Na medida em que avançam as investigações ora em curso no Congresso e no âmbito do Executivo, vão se avolumando as indicações de que são procedentes as denúncias que vêm sendo formuladas pelo deputado Roberto Jefferson. Nada seria mais nocivo para a respeitabilidade do Brasil e do governo do que o intento de neutralizar essas investigações, como buscam fazê-lo alguns insensatos líderes governistas. É imprescindível, como oportunamente afirmou o presidente Lula, e reiterou recentemente o senador Pedro Simon, levar essas investigações às suas últimas conseqüências, doa a quem doer.


Sem prejuízo da relevância do que já foi revelado, ainda há muito a apurar, tanto no que se refere aos detalhes das diversas operações ilícitas que estão vindo à tona como no que diz respeito aos responsáveis por elas. Não obstante, já se dispõe de um quadro alarmante do atual sistema político brasileiro e de indicações mais do que suficientes para se empreender, urgentemente, uma ampla e profunda reforma política.


Em síntese, o quadro político que se tornou evidente revela gravíssimas limitações da legislação que regula o regime eleitoral, o sistema dos partidos e o funcionamento dos Poderes Legislativo e Executivo em nosso país, conduzindo a uma abominável mercantilização da vida pública.

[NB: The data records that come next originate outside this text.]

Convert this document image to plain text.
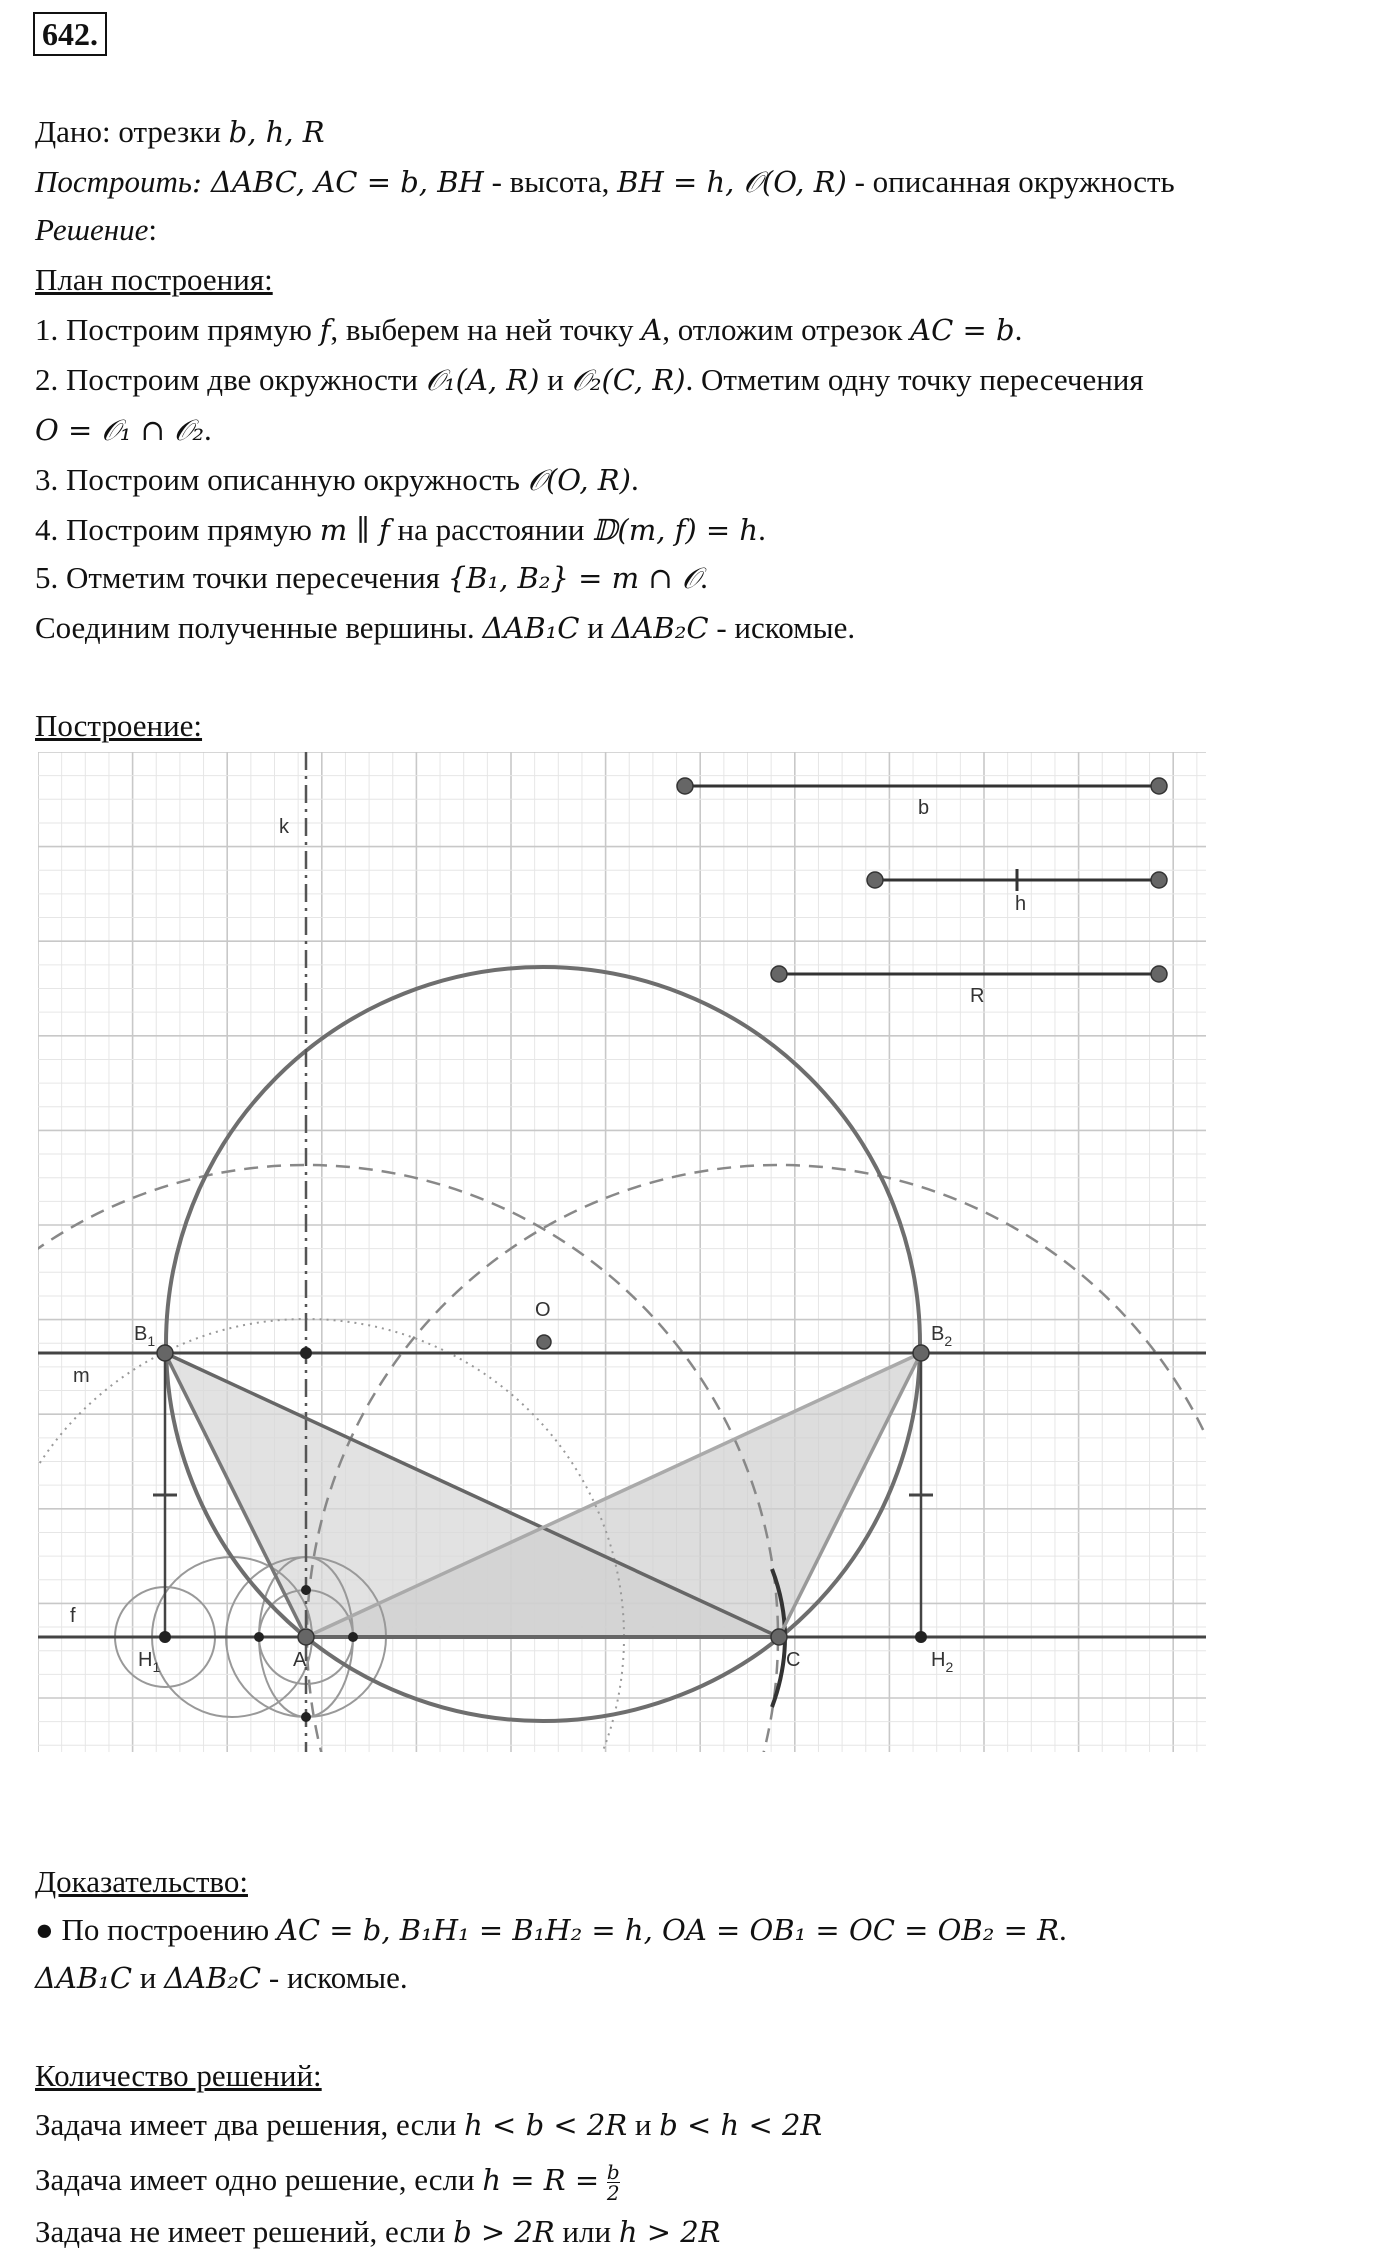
642.
Дано: отрезки b, h, R
Построить: ΔABC, AC = b, BH - высота, BH = h, 𝒪(O, R) - описанная окружность
Решение:
План построения:
1. Построим прямую f, выберем на ней точку A, отложим отрезок AC = b.
2. Построим две окружности 𝒪₁(A, R) и 𝒪₂(C, R). Отметим одну точку пересечения
O = 𝒪₁ ∩ 𝒪₂.
3. Построим описанную окружность 𝒪(O, R).
4. Построим прямую m ∥ f на расстоянии 𝔻(m, f) = h.
5. Отметим точки пересечения {B₁, B₂} = m ∩ 𝒪.
Соединим полученные вершины. ΔAB₁C и ΔAB₂C - искомые.
Построение:
b
h
R
k
O
$B_1$	$B_2$
m
f
A	C
$H_1$	$H_2$
Доказательство:
● По построению AC = b, B₁H₁ = B₁H₂ = h, OA = OB₁ = OC = OB₂ = R.
ΔAB₁C и ΔAB₂C - искомые.
Количество решений:
Задача имеет два решения, если h < b < 2R и b < h < 2R
Задача имеет одно решение, если $h = R = \frac{b}{2}$
Задача не имеет решений, если b > 2R или h > 2R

Privado de condições para assegurar uma responsável maioria parlamentar, o presidente da República é compelido, para poder governar, a entabular as mais esdrúxulas alianças.


No governo Fernando Henrique Cardoso, esse objetivo foi satisfatoriamente atingido por meio de uma aliança entre dois partidos razoavelmente sérios, um partido de centro-esquerda, o PSDB, e um partido de centro-direita, o PFL. O resultado foi uma aceitável margem de governabilidade -ao preço, porém, de uma política econômica neoliberal, nitidamente contrária aos ideais do próprio presidente e aos interesses nacionais.


Chegando ao poder após a quarta tentativa, Luiz Inácio Lula da Silva optou, para assegurar condições de governabilidade, por se aliar a pequenos partidos fisiológicos, destituídos de qualquer significado público, como o PTB, o PP e o PL. Para que esses "partidos anões" dispusessem da necessária massa crítica, tudo indica que o governo (leia-se: ex-ministro Dirceu) e a liderança do PT -Genoino et alia- introduziram um altamente ilícito ingrediente: a "compra" de deputados mediante o pagamento de "luvas", que se estima da ordem de R$ 1 milhão, e de um "mensalão", suposto na ordem de R$ 30 mil.


Para viabilizar esse procedimento, altos cargos das empresas públicas foram mercantilmente loteados entre os partidos da "base aliada", independentemente de qualquer critério de competência, de sorte a permitir formas ilícitas de apropriação de recursos públicos, destinados ao financiamento da compra de votos e às campanhas eleitorais.


Ante os fatos que vêm sendo revelados, a opinião pública brasileira e, o que não é menos grave, a internacional, estão convictas de que esse sistema foi aplicado e está em vigor.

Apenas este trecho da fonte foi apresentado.